If inspectors were not thrown out of Iraq in 1998 the world would not be lead to believe that Saddam had WMD and thus could have averted a war, saved tens of thousands of Iraqi lives and at least 2000 coalition lives. It is not perfect but it is not “dead”. Without much thought one can see where the NPT & safeguards have helped and in the case of North Korea how much faster nuclear programs would be without safeguards.
But the IAEA could not force the US into compliance, they could only make a declaration that the US is out of compliance. As useful as that would be, I don’t think, at this time, it would change the strategic situation.

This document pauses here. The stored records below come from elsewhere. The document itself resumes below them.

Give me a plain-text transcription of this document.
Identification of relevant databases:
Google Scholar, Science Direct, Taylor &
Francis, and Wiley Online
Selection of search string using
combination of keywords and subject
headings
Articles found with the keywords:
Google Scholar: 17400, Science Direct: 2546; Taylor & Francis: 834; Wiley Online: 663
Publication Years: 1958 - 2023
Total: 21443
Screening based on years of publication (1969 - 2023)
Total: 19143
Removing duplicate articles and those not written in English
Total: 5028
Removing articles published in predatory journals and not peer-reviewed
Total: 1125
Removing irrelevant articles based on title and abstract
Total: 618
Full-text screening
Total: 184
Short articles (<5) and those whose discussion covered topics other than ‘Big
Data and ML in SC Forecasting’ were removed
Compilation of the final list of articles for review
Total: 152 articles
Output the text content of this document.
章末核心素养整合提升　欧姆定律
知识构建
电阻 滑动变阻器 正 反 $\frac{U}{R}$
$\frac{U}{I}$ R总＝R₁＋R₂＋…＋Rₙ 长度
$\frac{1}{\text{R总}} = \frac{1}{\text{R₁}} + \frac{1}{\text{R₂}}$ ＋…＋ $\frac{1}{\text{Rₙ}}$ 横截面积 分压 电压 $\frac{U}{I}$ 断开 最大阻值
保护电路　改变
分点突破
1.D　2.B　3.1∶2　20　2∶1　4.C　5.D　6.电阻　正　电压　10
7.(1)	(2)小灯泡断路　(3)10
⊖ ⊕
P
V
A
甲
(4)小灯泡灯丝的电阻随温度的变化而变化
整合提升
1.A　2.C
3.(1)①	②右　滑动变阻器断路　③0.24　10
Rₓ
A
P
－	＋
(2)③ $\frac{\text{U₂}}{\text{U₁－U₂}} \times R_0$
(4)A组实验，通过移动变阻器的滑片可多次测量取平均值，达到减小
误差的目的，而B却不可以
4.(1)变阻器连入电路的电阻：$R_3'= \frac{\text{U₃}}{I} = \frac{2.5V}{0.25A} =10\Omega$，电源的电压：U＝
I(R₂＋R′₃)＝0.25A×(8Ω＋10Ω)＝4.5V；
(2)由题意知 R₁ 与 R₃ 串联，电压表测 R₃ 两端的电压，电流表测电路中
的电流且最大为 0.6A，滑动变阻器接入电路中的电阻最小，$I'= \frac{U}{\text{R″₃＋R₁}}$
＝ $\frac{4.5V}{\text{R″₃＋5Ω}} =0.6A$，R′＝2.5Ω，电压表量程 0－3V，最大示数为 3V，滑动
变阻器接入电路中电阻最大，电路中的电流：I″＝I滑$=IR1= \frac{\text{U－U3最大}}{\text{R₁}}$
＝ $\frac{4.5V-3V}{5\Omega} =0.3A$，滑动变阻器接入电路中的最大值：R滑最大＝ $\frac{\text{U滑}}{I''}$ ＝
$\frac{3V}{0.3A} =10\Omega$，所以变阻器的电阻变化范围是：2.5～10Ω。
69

The US has embarked on force alone, and that creates the world’s strategic reality. The US no longer has any qualms at all about being an outlaw nation.
Or indeed, about anything.
The IAEA has the right, the power and the obligation to refer the United States to the U.N security counsel but in practice what would that really accomplish. They could recommend sanctions be placed on the United States but in this global economy where many nations are reliant on Americans as consumers how well do you think that would go over? Also, the United States has veto power so the conflict of interest should be self-evident.
I wrote a diary previewing the world summit in which I pointed out some of the 750 change the United States wanted ammended to previously ironed out reform compromises. The change request should show where the United States truly stands in this world. It is quite shameful to be completely honest. The U.N needs to be able to deal with all member states including the economically wealthy and the politically powerful. Unfortunately in its current form I don’t think that is realistic (and on that point you are correct).